Debate watchers are more unified, however, in who they think performed the worst in Wednesday’s debate, with 37 percent choosing tech entrepreneur Vivek Ramaswamy and 31 percent picking former New Jersey governor Chris Christie.
Most candidates saw little movement after the debate in the share of GOP debate viewers who consider supporting them. DeSantis, Haley, Ramaswamy and Trump saw the share considering them move one percentage point or less, which is within the poll’s margin of error. Christie is the only candidate who saw a significant jump in support from 21 percent considering him before the debate to 29 percent after, though he still lags far behind Trump, DeSantis and Haley.
Looking at GOP voters overall — not just those who tuned in to the debate — the picture is largely the same, with few changing their mind on who they’d support.

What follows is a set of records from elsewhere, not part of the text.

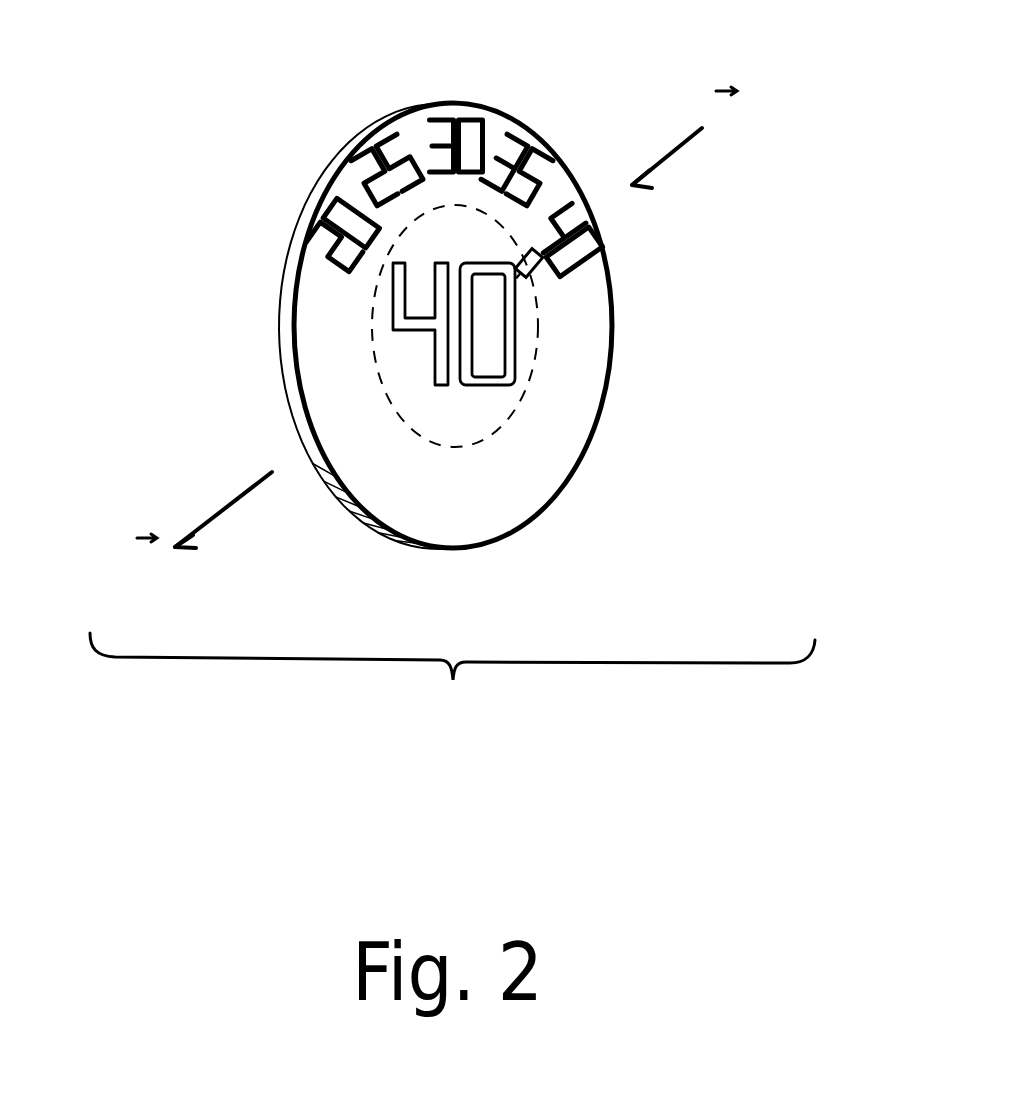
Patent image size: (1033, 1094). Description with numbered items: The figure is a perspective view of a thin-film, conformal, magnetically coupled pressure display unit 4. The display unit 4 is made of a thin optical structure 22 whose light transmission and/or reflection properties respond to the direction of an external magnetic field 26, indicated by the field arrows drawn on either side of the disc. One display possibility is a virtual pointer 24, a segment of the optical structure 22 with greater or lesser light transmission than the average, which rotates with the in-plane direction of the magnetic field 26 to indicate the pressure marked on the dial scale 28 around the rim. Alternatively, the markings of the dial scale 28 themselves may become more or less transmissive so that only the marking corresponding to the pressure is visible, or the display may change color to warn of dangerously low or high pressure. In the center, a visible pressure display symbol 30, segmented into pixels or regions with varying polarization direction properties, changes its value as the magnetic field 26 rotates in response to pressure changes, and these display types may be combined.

The pressure display unit 4 is at (452, 695).
The optical structure 22 is at (298, 208).
The virtual pointer 24 is at (534, 277).
The external magnetic field 26 is at (710, 147).
The dial scale 28 is at (465, 118).
The visible pressure display symbol 30 is at (492, 385).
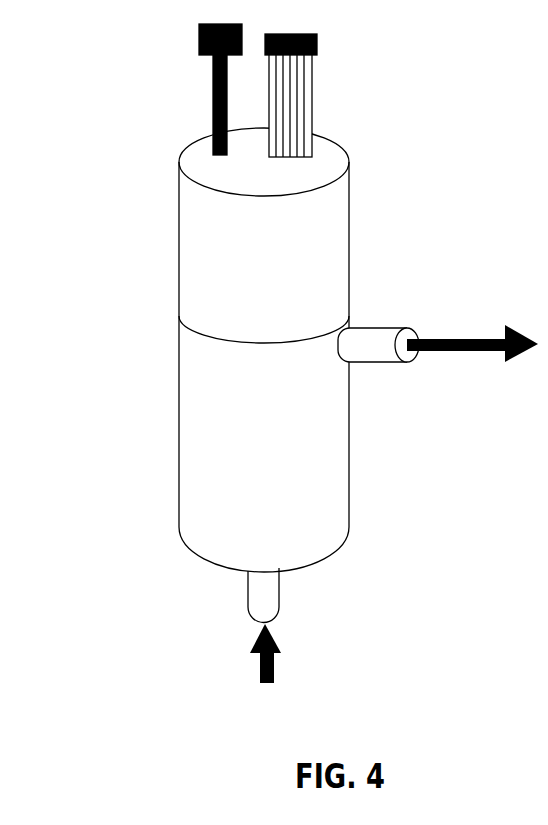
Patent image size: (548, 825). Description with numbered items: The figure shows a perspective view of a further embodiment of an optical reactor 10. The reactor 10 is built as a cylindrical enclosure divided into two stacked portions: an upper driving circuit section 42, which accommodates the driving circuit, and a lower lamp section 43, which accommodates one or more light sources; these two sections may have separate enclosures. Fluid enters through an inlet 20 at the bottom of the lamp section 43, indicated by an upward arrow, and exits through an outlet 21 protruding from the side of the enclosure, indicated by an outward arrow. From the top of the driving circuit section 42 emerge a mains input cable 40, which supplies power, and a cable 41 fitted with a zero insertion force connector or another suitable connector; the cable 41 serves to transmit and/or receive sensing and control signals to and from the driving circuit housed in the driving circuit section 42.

The reactor 10 is at (285, 353).
The inlet 20 is at (260, 589).
The outlet 21 is at (370, 343).
The mains input cable 40 is at (213, 102).
The cable 41 is at (311, 117).
The driving circuit section 42 is at (328, 268).
The lamp section 43 is at (313, 475).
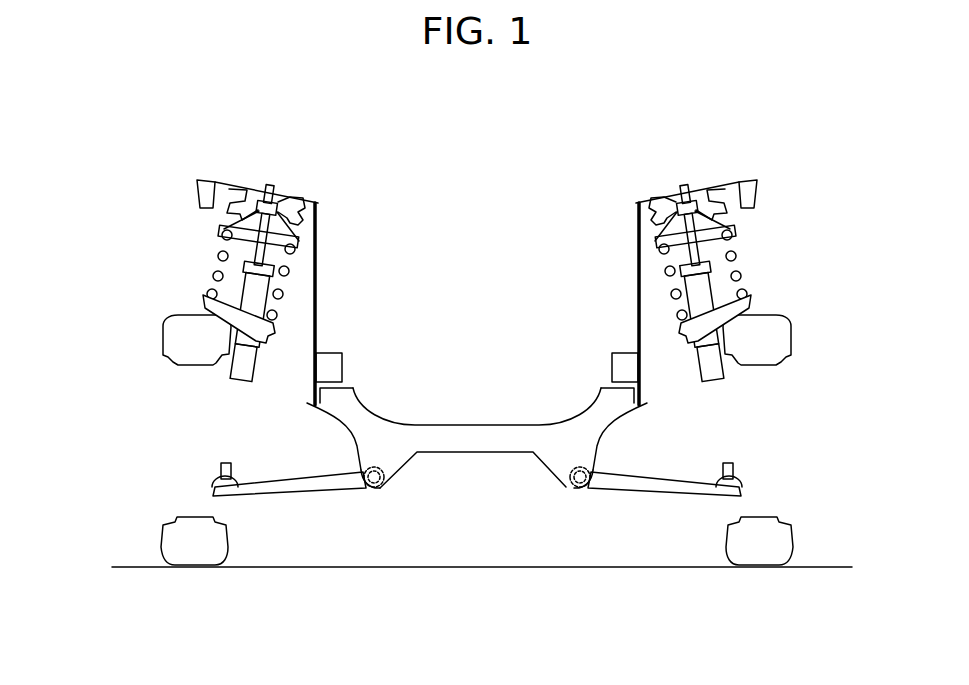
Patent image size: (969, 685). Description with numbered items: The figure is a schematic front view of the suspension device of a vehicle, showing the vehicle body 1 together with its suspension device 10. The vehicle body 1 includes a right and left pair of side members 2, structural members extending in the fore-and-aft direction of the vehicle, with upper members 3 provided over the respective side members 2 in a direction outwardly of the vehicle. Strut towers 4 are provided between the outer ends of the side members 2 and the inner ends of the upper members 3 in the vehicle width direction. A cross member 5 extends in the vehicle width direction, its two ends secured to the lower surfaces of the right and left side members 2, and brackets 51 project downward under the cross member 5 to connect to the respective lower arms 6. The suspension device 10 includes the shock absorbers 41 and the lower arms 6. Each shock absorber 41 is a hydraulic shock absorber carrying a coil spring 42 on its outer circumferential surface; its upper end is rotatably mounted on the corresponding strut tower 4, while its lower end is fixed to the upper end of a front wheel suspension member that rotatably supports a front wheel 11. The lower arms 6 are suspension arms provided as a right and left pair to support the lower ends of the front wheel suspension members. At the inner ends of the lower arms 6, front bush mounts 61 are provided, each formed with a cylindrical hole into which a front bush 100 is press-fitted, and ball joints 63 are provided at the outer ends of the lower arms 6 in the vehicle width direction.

The vehicle body 1 is at (229, 141).
The side member 2 is at (342, 352).
The upper member 3 is at (196, 192).
The strut tower 4 is at (317, 205).
The cross member 5 is at (446, 426).
The lower arm 6 is at (285, 478).
The suspension device 10 is at (131, 389).
The front wheel 11 is at (163, 340).
The shock absorber 41 is at (241, 276).
The coil spring 42 is at (223, 256).
The bracket 51 is at (566, 458).
The front bush mount 61 is at (367, 492).
The ball joint 63 is at (213, 487).
The front bush 100 is at (383, 486).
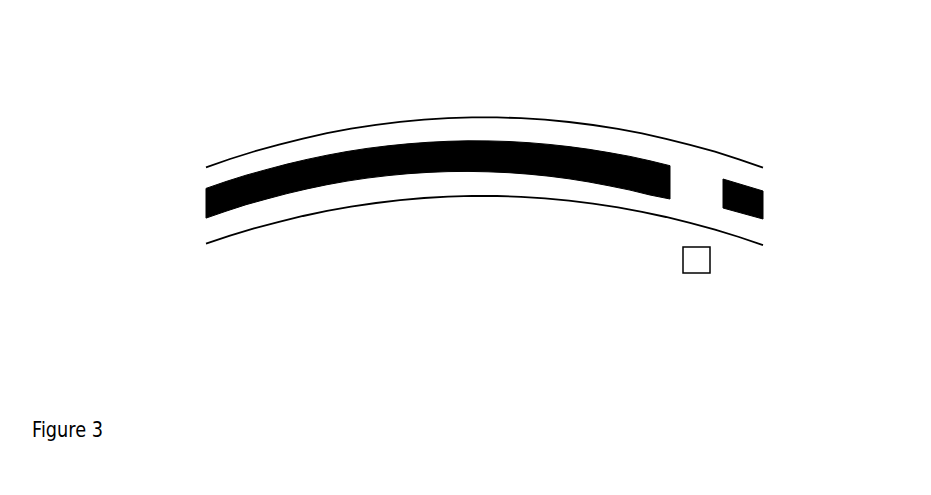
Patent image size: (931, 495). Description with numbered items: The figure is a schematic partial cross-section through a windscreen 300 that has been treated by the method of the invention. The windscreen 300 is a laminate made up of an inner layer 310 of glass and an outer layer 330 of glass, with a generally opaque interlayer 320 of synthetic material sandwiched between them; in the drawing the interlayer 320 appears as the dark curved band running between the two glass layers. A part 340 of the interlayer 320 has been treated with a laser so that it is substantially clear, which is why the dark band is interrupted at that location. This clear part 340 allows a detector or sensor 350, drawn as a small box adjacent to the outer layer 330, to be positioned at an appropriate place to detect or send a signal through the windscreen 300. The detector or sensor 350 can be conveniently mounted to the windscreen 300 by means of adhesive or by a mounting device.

The windscreen 300 is at (474, 187).
The inner layer 310 is at (259, 166).
The interlayer 320 is at (582, 148).
The outer layer 330 is at (352, 192).
The part of the interlayer 340 is at (697, 180).
The detector or sensor 350 is at (697, 261).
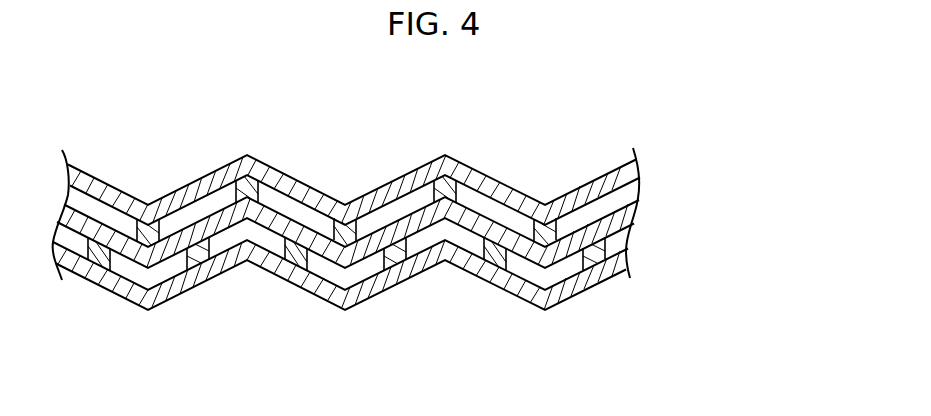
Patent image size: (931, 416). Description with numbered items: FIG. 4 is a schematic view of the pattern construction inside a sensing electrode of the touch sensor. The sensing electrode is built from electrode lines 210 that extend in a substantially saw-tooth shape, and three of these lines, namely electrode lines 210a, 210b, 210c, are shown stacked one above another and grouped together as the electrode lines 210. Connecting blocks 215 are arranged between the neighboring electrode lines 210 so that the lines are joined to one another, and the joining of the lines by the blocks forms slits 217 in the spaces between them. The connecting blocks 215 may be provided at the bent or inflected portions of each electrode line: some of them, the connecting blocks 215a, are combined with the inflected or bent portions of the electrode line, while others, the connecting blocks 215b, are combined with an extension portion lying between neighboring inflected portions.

The electrode lines 210 is at (433, 229).
The electrode line 210a is at (635, 167).
The electrode line 210b is at (633, 215).
The electrode line 210c is at (628, 260).
The connecting blocks 215 is at (346, 236).
The connecting blocks 215a is at (231, 194).
The connecting blocks 215b is at (214, 257).
The slits 217 is at (498, 200).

In national polls measuring voters’ first choice, Trump leads the field by about 40 percentage points.
How well liked the candidates are didn’t change much either. Both before and after the debate, DeSantis, Haley and Trump were the most liked. Christie did see a significant jump in his favorability ratings, up 11 points among debate watchers, but with 42 percent giving him favorable marks, he still remains pretty unpopular. Only Ramaswamy and Asa Hutchinson, the latter of whom did not qualify for last night’s debate, are less popular.
Republicans were generally less impressed with candidates’ performances Wednesday than they were after previous debates. Christie, again, was the exception, with 34 percent of watchers saying he performed well, a jump of eight points from the third debate. Debate watchers still liked DeSantis and Haley’s performances the most, with 46 and 45 percent, respectively, saying they performed “excellent” or “very good.” But those numbers were down from the third debate. Ramaswamy’s ratings, meanwhile, have steadily fallen from 55 percent who gave him positive marks in the first debate to 30 percent in the fourth.
The 538-Washington Post-Ipsos poll was conducted before and after the Republican debate on Dec. 6. The pre-debate survey was conducted from Nov. 28 to Dec. 5 among a random sample of 5,175 U.S. adults who said they are likely to vote in the Republican primary or caucuses in their state in 2024. The error margin was plus or minus 1.5 points. The post-debate wave was conducted on Dec. 6 and 7 among 763 likely Republican primary or caucus voters who said they watched some or all of the debate. The error margin among debate watchers is plus or minus four percentage points.
The sample was drawn through the Ipsos KnowledgePanel, an ongoing survey panel recruited through random address-based sampling of U.S. households. The study was conducted in both English and Spanish, and the overall adult sample was weighted to match population benchmarks gender by age, race, ethnicity, education, census region, metropolitan status, household income and party identification.